Gilberto Melo

O juiz e as estatísticas

Os tribunais e suas corregedorias não são ingênuos a ponto de aceitarem, como juiz produtivo aquele que, a despeito de produzir muitas decisões, o faz somente de modo padronizado, ou seja, julga um só caso e, nos semelhantes, muda apenas os nomes das partes, e termina, às vezes, negando justiça ao jurisdicionado.

O verdadeiro juiz, de quem precisam os jurisdicionados, é aquele que não é bajulador, carreirista e, em todos os processos, examina todos os documentos e argumentos das partes para, em seguida, proferir uma sentença de mérito, justa. Ninguém deve aceitar uma sentença que não passe de uma mera xerox de outra. O juiz não deve simplesmente se livrar do processo.

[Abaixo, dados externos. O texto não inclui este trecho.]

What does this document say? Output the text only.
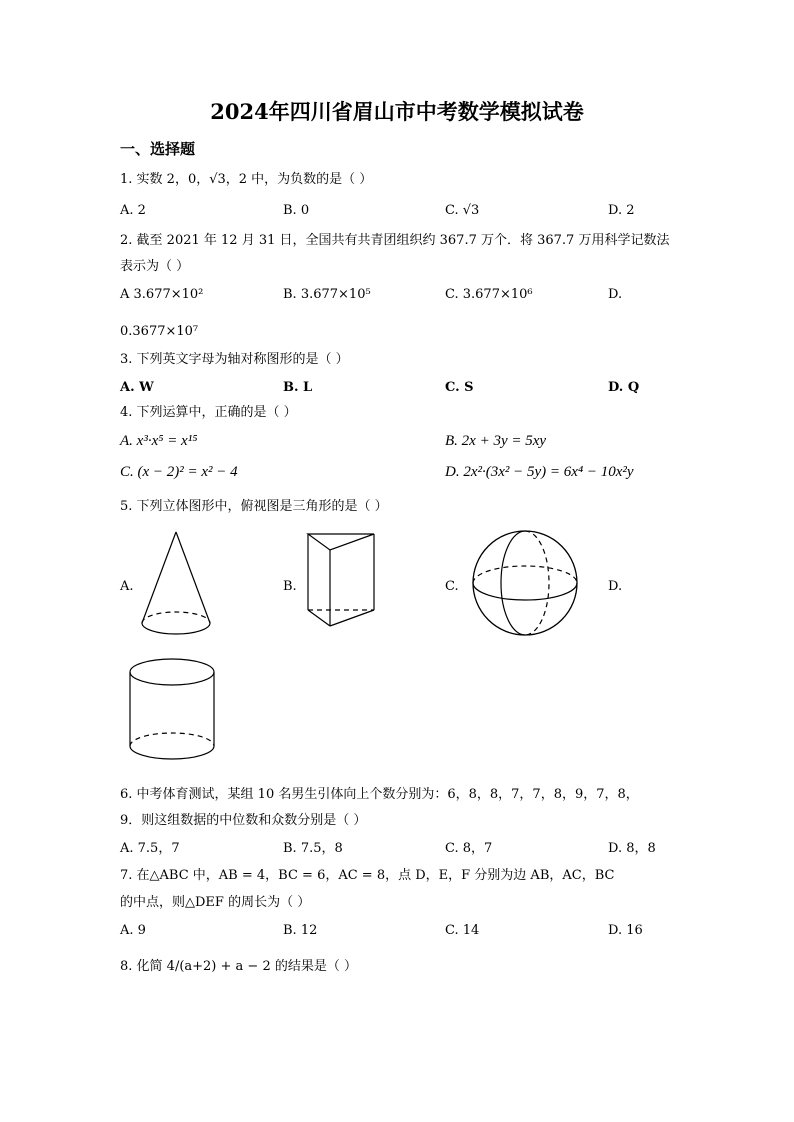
2024年四川省眉山市中考数学模拟试卷
一、选择题
1. 实数 2，0，√3，2 中，为负数的是（ ）
A. 2	B. 0	C. √3	D. 2
2. 截至 2021 年 12 月 31 日，全国共有共青团组织约 367.7 万个．将 367.7 万用科学记数法
表示为（ ）
A 3.677×10²	B. 3.677×10⁵	C. 3.677×10⁶	D.
0.3677×10⁷
3. 下列英文字母为轴对称图形的是（ ）
A. W	B. L	C. S	D. Q
4. 下列运算中，正确的是（ ）
A. x³·x⁵ = x¹⁵	B. 2x + 3y = 5xy
C. (x − 2)² = x² − 4	D. 2x²·(3x² − 5y) = 6x⁴ − 10x²y
5. 下列立体图形中，俯视图是三角形的是（ ）
A.	B.	C.	D.
6. 中考体育测试，某组 10 名男生引体向上个数分别为：6，8，8，7，7，8，9，7，8，
9．则这组数据的中位数和众数分别是（ ）
A. 7.5，7	B. 7.5，8	C. 8，7	D. 8，8
7. 在△ABC 中，AB = 4，BC = 6，AC = 8，点 D，E，F 分别为边 AB，AC，BC
的中点，则△DEF 的周长为（ ）
A. 9	B. 12	C. 14	D. 16
8. 化简 4/(a+2) + a − 2 的结果是（ ）
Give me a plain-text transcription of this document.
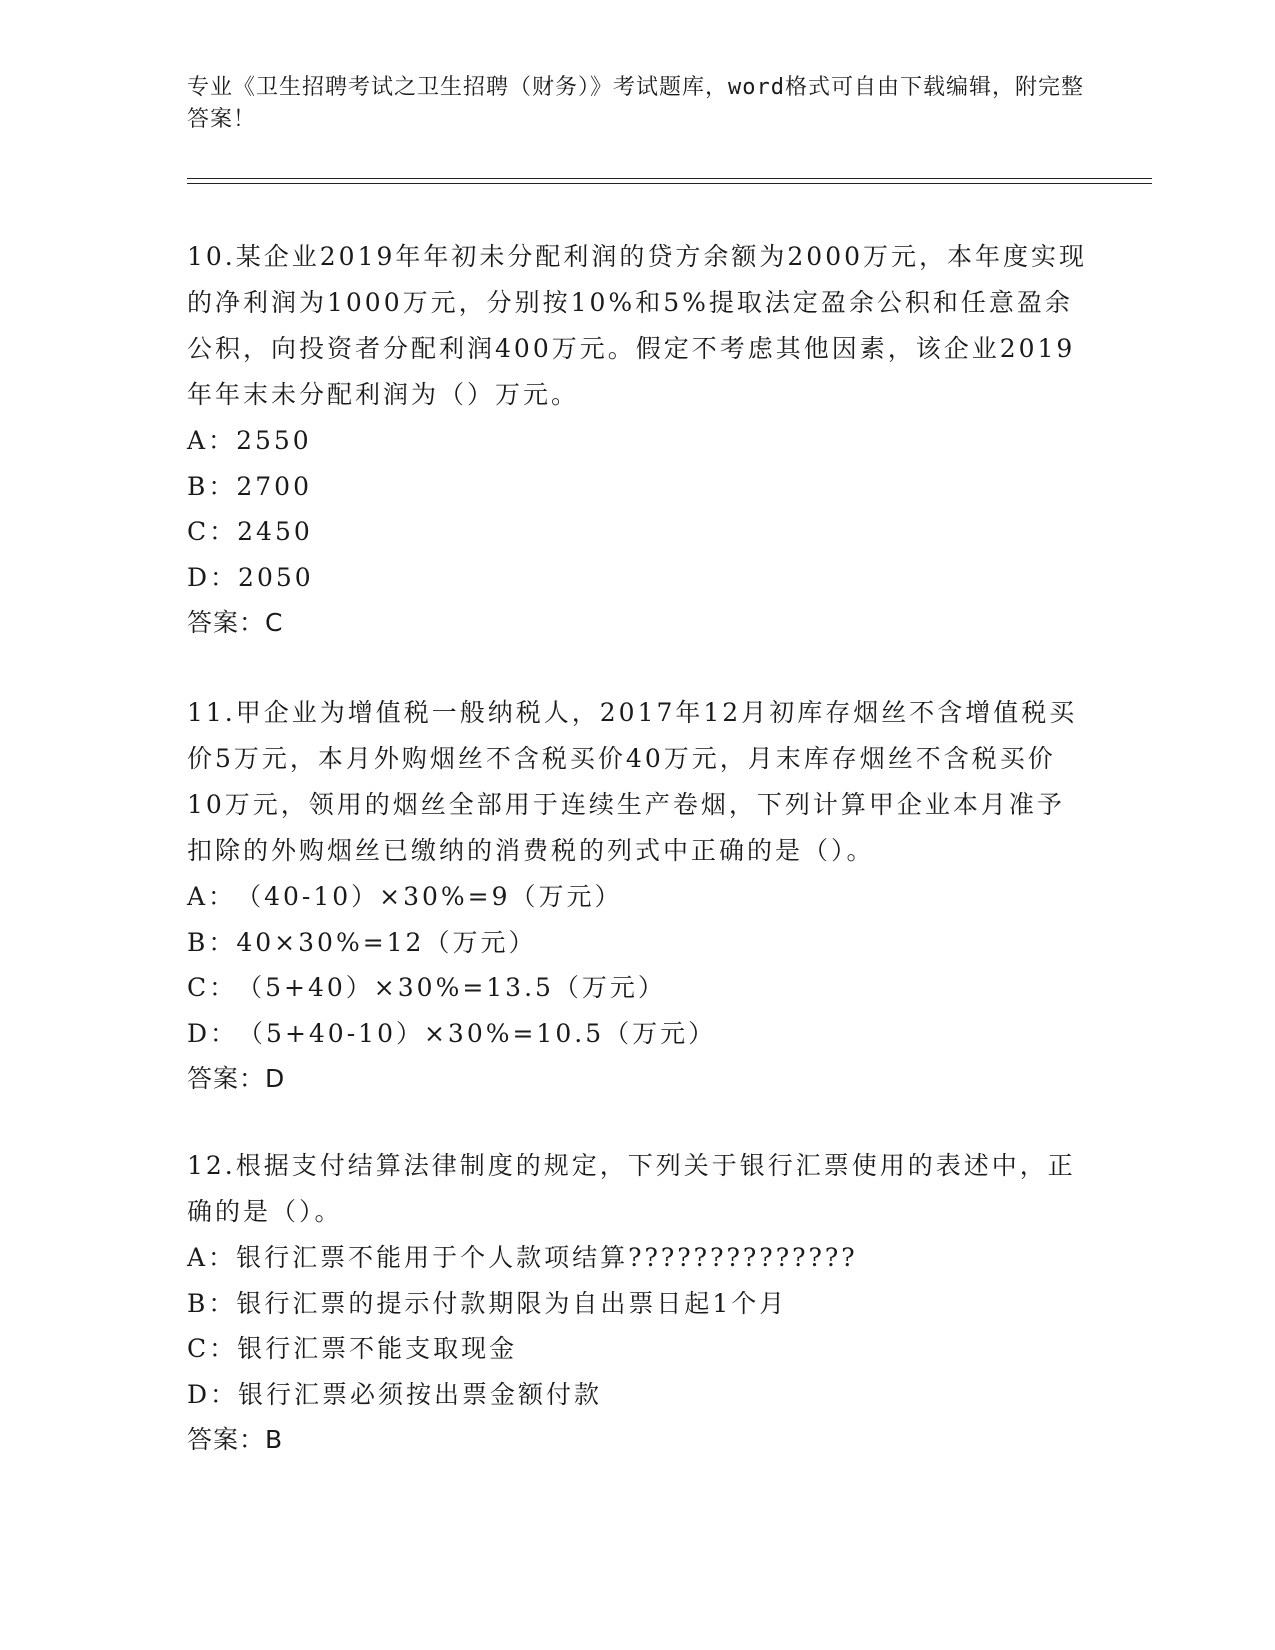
专业《卫生招聘考试之卫生招聘（财务）》考试题库，word格式可自由下载编辑，附完整答案！

10.某企业2019年年初未分配利润的贷方余额为2000万元，本年度实现的净利润为1000万元，分别按10%和5%提取法定盈余公积和任意盈余公积，向投资者分配利润400万元。假定不考虑其他因素，该企业2019年年末未分配利润为（）万元。

A：2550

B：2700

C：2450

D：2050

答案：C

11.甲企业为增值税一般纳税人，2017年12月初库存烟丝不含增值税买价5万元，本月外购烟丝不含税买价40万元，月末库存烟丝不含税买价10万元，领用的烟丝全部用于连续生产卷烟，下列计算甲企业本月准予扣除的外购烟丝已缴纳的消费税的列式中正确的是（）。

A：（40-10）×30%=9（万元）

B：40×30%=12（万元）

C：（5+40）×30%=13.5（万元）

D：（5+40-10）×30%=10.5（万元）

答案：D

12.根据支付结算法律制度的规定，下列关于银行汇票使用的表述中，正确的是（）。

A：银行汇票不能用于个人款项结算??????????????

B：银行汇票的提示付款期限为自出票日起1个月

C：银行汇票不能支取现金

D：银行汇票必须按出票金额付款

答案：B
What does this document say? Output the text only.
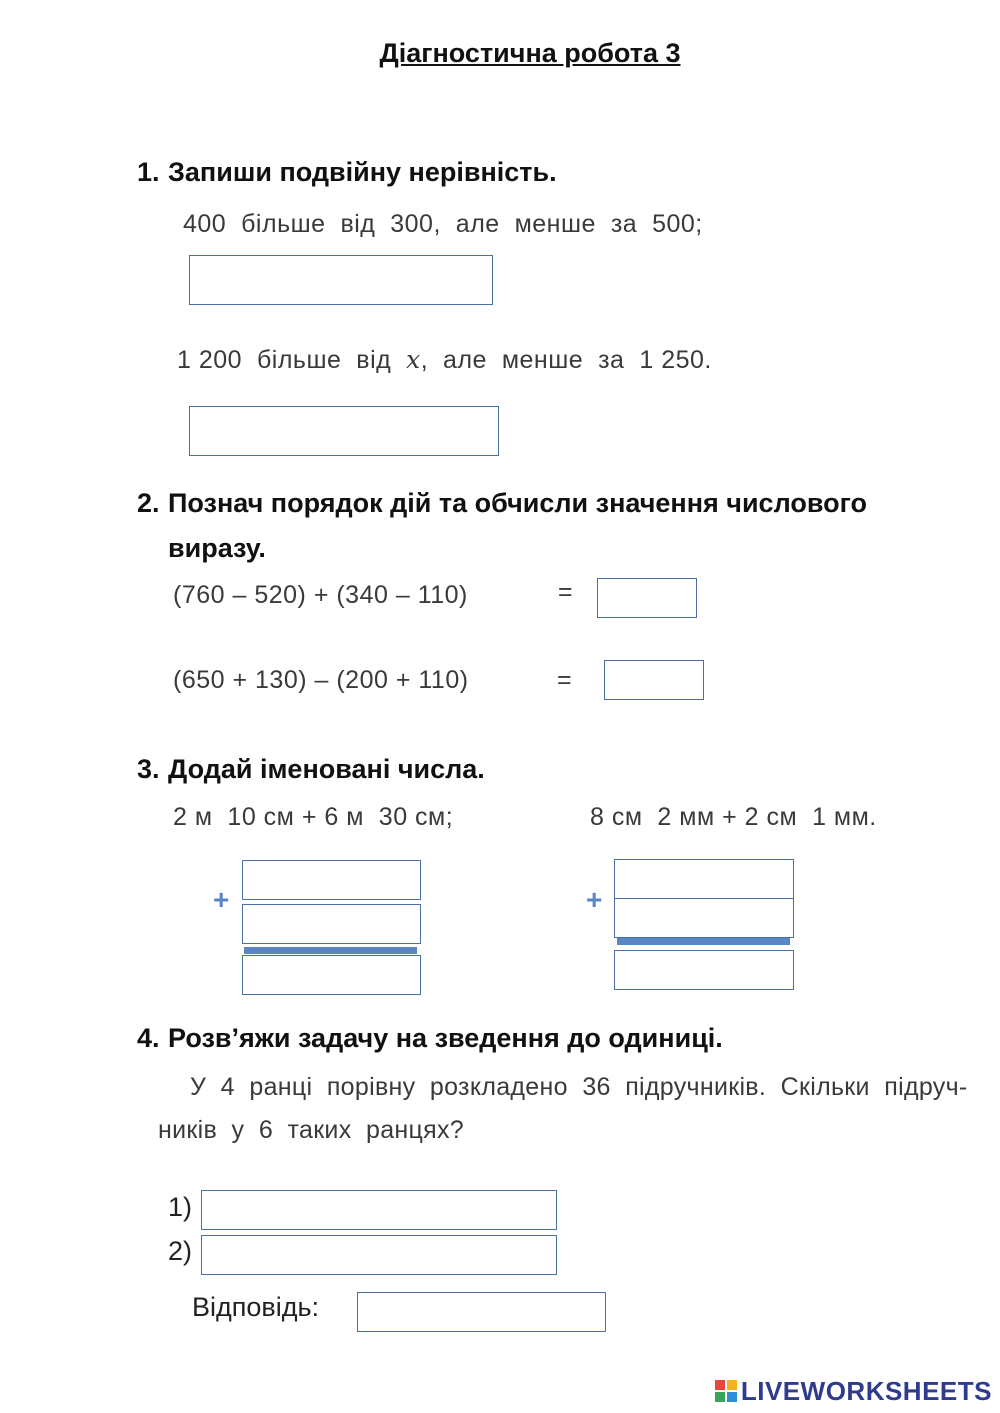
Діагностична робота 3
1. Запиши подвійну нерівність.
400  більше  від  300,  але  менше  за  500;
1 200  більше  від  x,  але  менше  за  1 250.
2. Познач порядок дій та обчисли значення числового
виразу.
(760 – 520) + (340 – 110)	=
(650 + 130) – (200 + 110)	=
3. Додай іменовані числа.
2 м  10 см + 6 м  30 см;	8 см  2 мм + 2 см  1 мм.
+	+
4. Розв’яжи задачу на зведення до одиниці.
У  4  ранці  порівну  розкладено  36  підручників.  Скільки  підруч-
ників  у  6  таких  ранцях?
1)
2)
Відповідь:
LIVEWORKSHEETS
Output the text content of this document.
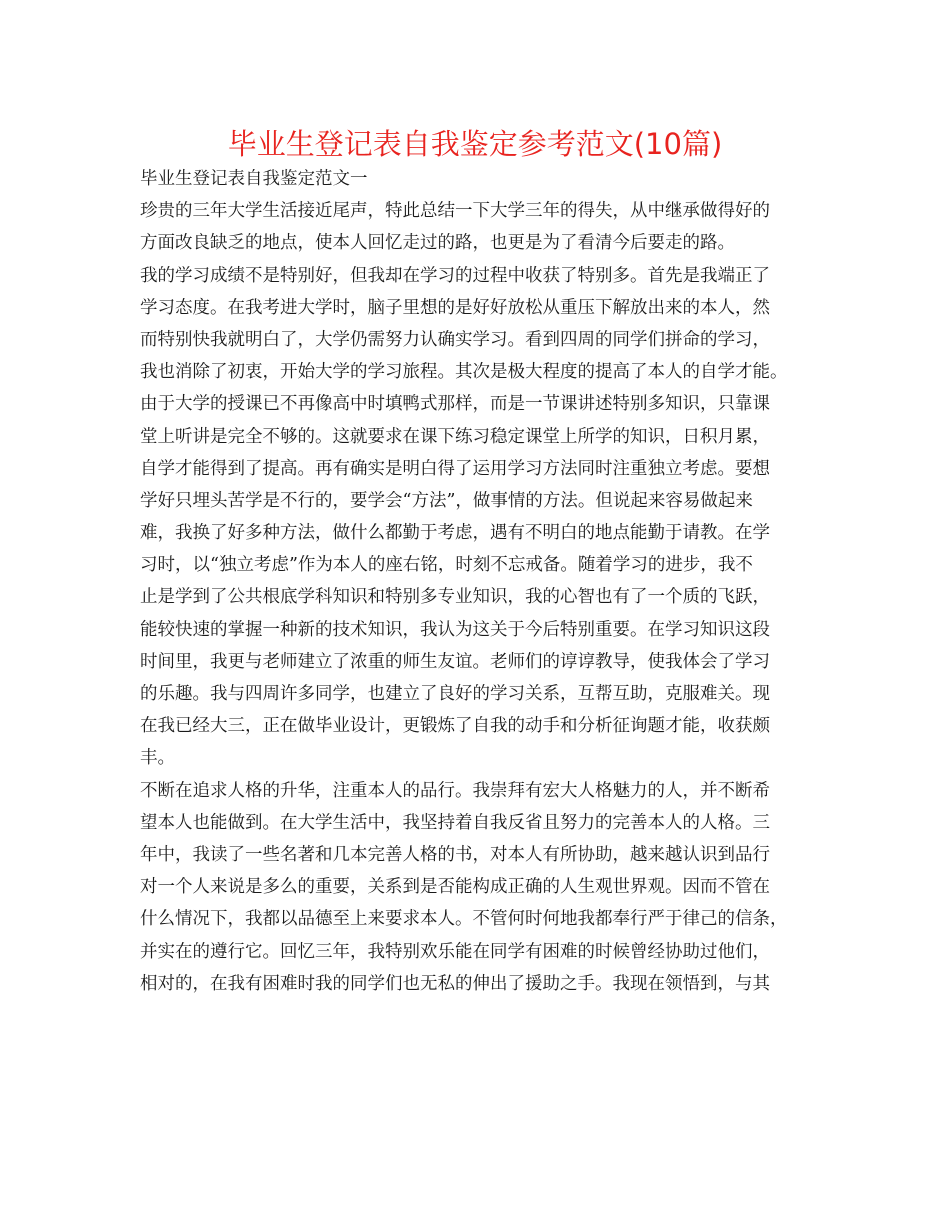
毕业生登记表自我鉴定参考范文(10篇)
毕业生登记表自我鉴定范文一
珍贵的三年大学生活接近尾声，特此总结一下大学三年的得失，从中继承做得好的
方面改良缺乏的地点，使本人回忆走过的路，也更是为了看清今后要走的路。
我的学习成绩不是特别好，但我却在学习的过程中收获了特别多。首先是我端正了
学习态度。在我考进大学时，脑子里想的是好好放松从重压下解放出来的本人，然
而特别快我就明白了，大学仍需努力认确实学习。看到四周的同学们拼命的学习，
我也消除了初衷，开始大学的学习旅程。其次是极大程度的提高了本人的自学才能。
由于大学的授课已不再像高中时填鸭式那样，而是一节课讲述特别多知识，只靠课
堂上听讲是完全不够的。这就要求在课下练习稳定课堂上所学的知识，日积月累，
自学才能得到了提高。再有确实是明白得了运用学习方法同时注重独立考虑。要想
学好只埋头苦学是不行的，要学会“方法”，做事情的方法。但说起来容易做起来
难，我换了好多种方法，做什么都勤于考虑，遇有不明白的地点能勤于请教。在学
习时，以“独立考虑”作为本人的座右铭，时刻不忘戒备。随着学习的进步，我不
止是学到了公共根底学科知识和特别多专业知识，我的心智也有了一个质的飞跃，
能较快速的掌握一种新的技术知识，我认为这关于今后特别重要。在学习知识这段
时间里，我更与老师建立了浓重的师生友谊。老师们的谆谆教导，使我体会了学习
的乐趣。我与四周许多同学，也建立了良好的学习关系，互帮互助，克服难关。现
在我已经大三，正在做毕业设计，更锻炼了自我的动手和分析征询题才能，收获颇
丰。
不断在追求人格的升华，注重本人的品行。我崇拜有宏大人格魅力的人，并不断希
望本人也能做到。在大学生活中，我坚持着自我反省且努力的完善本人的人格。三
年中，我读了一些名著和几本完善人格的书，对本人有所协助，越来越认识到品行
对一个人来说是多么的重要，关系到是否能构成正确的人生观世界观。因而不管在
什么情况下，我都以品德至上来要求本人。不管何时何地我都奉行严于律己的信条，
并实在的遵行它。回忆三年，我特别欢乐能在同学有困难的时候曾经协助过他们，
相对的，在我有困难时我的同学们也无私的伸出了援助之手。我现在领悟到，与其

Tem de fazer justiça dentro do ordenamento jurídico, notadamente cumprindo a Constituição Federal que jurou cumprir. Hoje o juiz sofre representações perante o Conselho Nacional de Justiça ora por ser pouco produtivo, ora por produzir muitas sentenças padronizadas que extinguem o processo sem julgamento do mérito. É a regra do “se correr o bicho pega e se ficar o bicho come”.

Para ser cumprido efetivamente o princípio constitucional da razoável duração do processo, o ideal seria que os tribunais, em face de previsão legal existente, não restringissem tanto a legitimidade ativa do Ministério Público e da Defensoria Pública para a propositura das ações cíveis públicas, nas chamadas ações de massa (sistema financeiro, FGTS, poupança etc), no que seriam resolvidas milhares de situações individuais.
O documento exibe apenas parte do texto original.